Reputation: 1436
I am using Scrapy with Selenium to scrape content from this page: https://nikmikk.itch.io/door-knocker
In it, there is a table under the div with class .game_info_panel_widget
, where the first row Published 62 days ago
seems to be loaded dynamically.
I have try fetching the page as Scrapy sees but cannot find that row in the html.
scrapy fetch --nolog https://nikmikk.itch.io/door-knocker > test.html
Here is what I see in test.html
, the first table row is the Status, not the Published row like when I view page source directly in Chrome.
<div class="game_info_panel_widget">
<table>
<tbody>
<tr>
<td>Status</td>
<td>Prototype</td>
...
</tr>
...
In my class SpiderDownloaderMiddleware
, I have included Selenium:
options = webdriver.ChromeOptions()
options.add_argument('headless')
options.add_argument('window-size=1200x600')
driver = webdriver.Chrome(chrome_options=options)

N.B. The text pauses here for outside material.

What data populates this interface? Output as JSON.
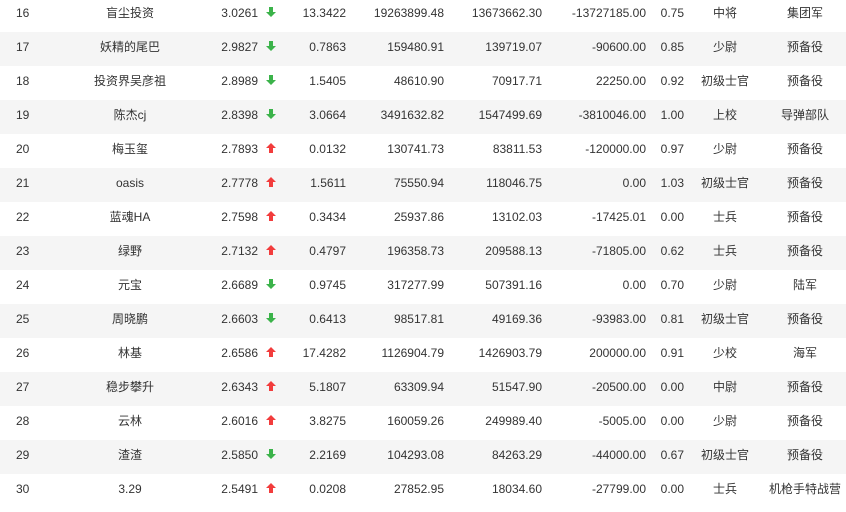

class SpiderDownloaderMiddleware(object):
# Omitted other codes
def process_request(self, request, spider):
driver.get(request.url)
WebDriverWait(driver, 10).until(
EC.presence_of_element_located((By.CSS_SELECTOR, ".game_info_panel_widget"))
)
body = driver.page_source
return HtmlResponse(driver.current_url, body=body, encoding='utf-8-sig', request=request)
How do I check how that row is loaded and how I can scrape those infos?
Updated: I followed @Yosuva A 's answer below and got something like this:
9 days ago
In development
Platforms
Windows
Rating
(9)
Author
David Clark
Genre
Survival, Puzzle
Tags
3D, Creepy, First-Person, Horror, Psychological Horror, Short, Singleplayer, Spooky, Unity
Average session
A few seconds
Languages
English
But the output is inconsistent, sometimes it gives the desired one, sometimes it doesn't. I guess because Selenium waits for the general td
element, which is common:
"//div[@class='game_info_panel_widget']//table//tr//td"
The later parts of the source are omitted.